Industrial civilization refers to the state of civilization following the Industrial Revolution, characterised by widespread use of powered machines. The transition of an individual region from pre-industrial society into an industrial society is referred to as the process of industrialisation, which may occur in different regions of the world at different times. Individual regions may specialise further as the civilisation continues to advance, resulting in some regions transitioning to a service economy, or information society, or post-industrial society (these are still dependent on industry, but allow individuals to move out of manufacturing jobs). The present era is sometimes referred to as the Information Age . De-industrialization of a region may occur for a range of reasons.

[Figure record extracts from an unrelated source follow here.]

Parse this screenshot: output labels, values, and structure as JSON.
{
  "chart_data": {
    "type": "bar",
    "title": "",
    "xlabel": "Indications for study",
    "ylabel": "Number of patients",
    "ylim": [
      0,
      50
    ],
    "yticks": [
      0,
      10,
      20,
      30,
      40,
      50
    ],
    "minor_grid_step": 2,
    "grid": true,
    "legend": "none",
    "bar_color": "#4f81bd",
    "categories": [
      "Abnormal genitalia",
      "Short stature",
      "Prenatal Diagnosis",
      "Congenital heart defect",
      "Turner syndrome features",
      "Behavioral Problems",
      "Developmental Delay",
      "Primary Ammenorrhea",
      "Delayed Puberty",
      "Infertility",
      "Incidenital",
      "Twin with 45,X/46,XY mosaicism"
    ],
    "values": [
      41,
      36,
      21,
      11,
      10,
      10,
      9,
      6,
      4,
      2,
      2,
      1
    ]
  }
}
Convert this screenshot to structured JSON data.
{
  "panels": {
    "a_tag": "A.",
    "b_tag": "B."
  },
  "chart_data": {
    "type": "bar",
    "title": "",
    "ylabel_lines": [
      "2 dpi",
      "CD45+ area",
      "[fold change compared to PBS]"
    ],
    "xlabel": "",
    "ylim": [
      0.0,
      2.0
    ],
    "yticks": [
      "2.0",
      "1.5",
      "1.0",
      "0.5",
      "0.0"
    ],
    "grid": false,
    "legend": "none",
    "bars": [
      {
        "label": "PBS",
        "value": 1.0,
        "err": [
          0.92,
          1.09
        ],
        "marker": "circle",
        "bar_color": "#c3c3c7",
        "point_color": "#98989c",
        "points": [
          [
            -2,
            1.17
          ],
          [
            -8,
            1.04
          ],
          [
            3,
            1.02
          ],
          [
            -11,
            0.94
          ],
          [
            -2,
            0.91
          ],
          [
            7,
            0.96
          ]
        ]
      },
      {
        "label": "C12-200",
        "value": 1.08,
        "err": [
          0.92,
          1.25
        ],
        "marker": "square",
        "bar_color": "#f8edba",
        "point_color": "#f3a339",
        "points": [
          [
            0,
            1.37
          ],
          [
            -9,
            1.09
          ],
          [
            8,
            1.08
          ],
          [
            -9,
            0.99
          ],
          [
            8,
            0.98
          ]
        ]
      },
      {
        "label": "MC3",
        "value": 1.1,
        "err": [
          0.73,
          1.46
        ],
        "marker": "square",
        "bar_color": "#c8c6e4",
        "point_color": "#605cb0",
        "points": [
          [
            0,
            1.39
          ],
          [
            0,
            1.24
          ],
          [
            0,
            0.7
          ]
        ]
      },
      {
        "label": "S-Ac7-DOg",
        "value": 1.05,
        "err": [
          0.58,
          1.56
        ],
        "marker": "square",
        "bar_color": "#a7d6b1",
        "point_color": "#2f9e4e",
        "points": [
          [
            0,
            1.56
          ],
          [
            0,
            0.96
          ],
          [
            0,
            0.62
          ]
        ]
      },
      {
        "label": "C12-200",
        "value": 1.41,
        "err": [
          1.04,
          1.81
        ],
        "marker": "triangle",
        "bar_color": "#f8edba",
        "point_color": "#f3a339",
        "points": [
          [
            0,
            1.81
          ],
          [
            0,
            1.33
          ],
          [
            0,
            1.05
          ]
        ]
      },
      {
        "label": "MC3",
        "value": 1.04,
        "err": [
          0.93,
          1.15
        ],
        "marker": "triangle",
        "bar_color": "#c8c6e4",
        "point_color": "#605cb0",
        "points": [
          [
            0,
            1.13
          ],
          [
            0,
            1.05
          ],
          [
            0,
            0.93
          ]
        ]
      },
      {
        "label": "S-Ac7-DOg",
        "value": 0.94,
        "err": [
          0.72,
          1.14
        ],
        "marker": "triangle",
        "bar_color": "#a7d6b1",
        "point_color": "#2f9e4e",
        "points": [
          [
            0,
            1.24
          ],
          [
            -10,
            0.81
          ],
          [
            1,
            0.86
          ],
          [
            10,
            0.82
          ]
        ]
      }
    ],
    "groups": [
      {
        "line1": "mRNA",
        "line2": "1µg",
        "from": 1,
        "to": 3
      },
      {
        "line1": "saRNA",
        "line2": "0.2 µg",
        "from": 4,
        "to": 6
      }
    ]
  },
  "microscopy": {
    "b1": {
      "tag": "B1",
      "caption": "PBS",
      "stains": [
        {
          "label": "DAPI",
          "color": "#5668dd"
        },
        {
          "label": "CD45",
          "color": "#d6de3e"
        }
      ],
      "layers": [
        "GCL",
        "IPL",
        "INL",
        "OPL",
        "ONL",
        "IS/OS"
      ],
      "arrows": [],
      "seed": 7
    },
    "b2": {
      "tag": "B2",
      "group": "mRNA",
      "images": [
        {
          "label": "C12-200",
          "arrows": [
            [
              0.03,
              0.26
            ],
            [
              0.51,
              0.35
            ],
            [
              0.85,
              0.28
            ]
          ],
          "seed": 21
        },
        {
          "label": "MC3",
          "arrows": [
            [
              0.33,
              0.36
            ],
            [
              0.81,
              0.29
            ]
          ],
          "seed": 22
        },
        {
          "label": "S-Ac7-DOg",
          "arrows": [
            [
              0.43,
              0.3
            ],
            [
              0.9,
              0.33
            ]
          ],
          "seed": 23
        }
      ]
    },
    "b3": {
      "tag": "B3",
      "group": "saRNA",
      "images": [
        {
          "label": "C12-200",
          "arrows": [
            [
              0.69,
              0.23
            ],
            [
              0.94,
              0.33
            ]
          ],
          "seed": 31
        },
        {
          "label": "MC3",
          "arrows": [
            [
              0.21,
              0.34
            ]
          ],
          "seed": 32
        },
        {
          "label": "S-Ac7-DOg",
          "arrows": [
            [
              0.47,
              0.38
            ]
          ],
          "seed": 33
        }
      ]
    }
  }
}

Industrial civilization has allowed a significant growth both in world population, thanks to mechanised agriculture and advances in modern medicine, and in the standard of living.

Such a civilization is mostly dependent on fossil fuel, with efforts underway to find alternatives for energy production. Some areas have exhibited de-industrialization as certain industries go into decline, or are superseded.

== Contrast with other terms ==

=== Contrast with industrial society ===

Industrial civilization refers to the broader state of civilization, which spans multiple societies; industrial society just to specific segments (within the civilization) dependent on manufacturing jobs, whilst industrial civilisation as a whole involves many regions interdependent (via international trade) specialized in different ways, including information society and service economy. Note that these societies are still dependent on industrial civilization for their goods, and food imports coming from mechanised agriculture.

=== Contrast with Industrial Revolution ===

The Industrial Revolution is the historical event that ushered in industrial civilization. The modern world has evolved further following development in mass production and information technology (allowing service economy, and information society).

=== Contrast with industrialisation ===

Industrialisation is the process of any individual area being transformed. Industrial civilisation as a whole may have regions that still benefit from industrial societies, without being industrialised themselves, or having specialised in other ways (e.g. service economies).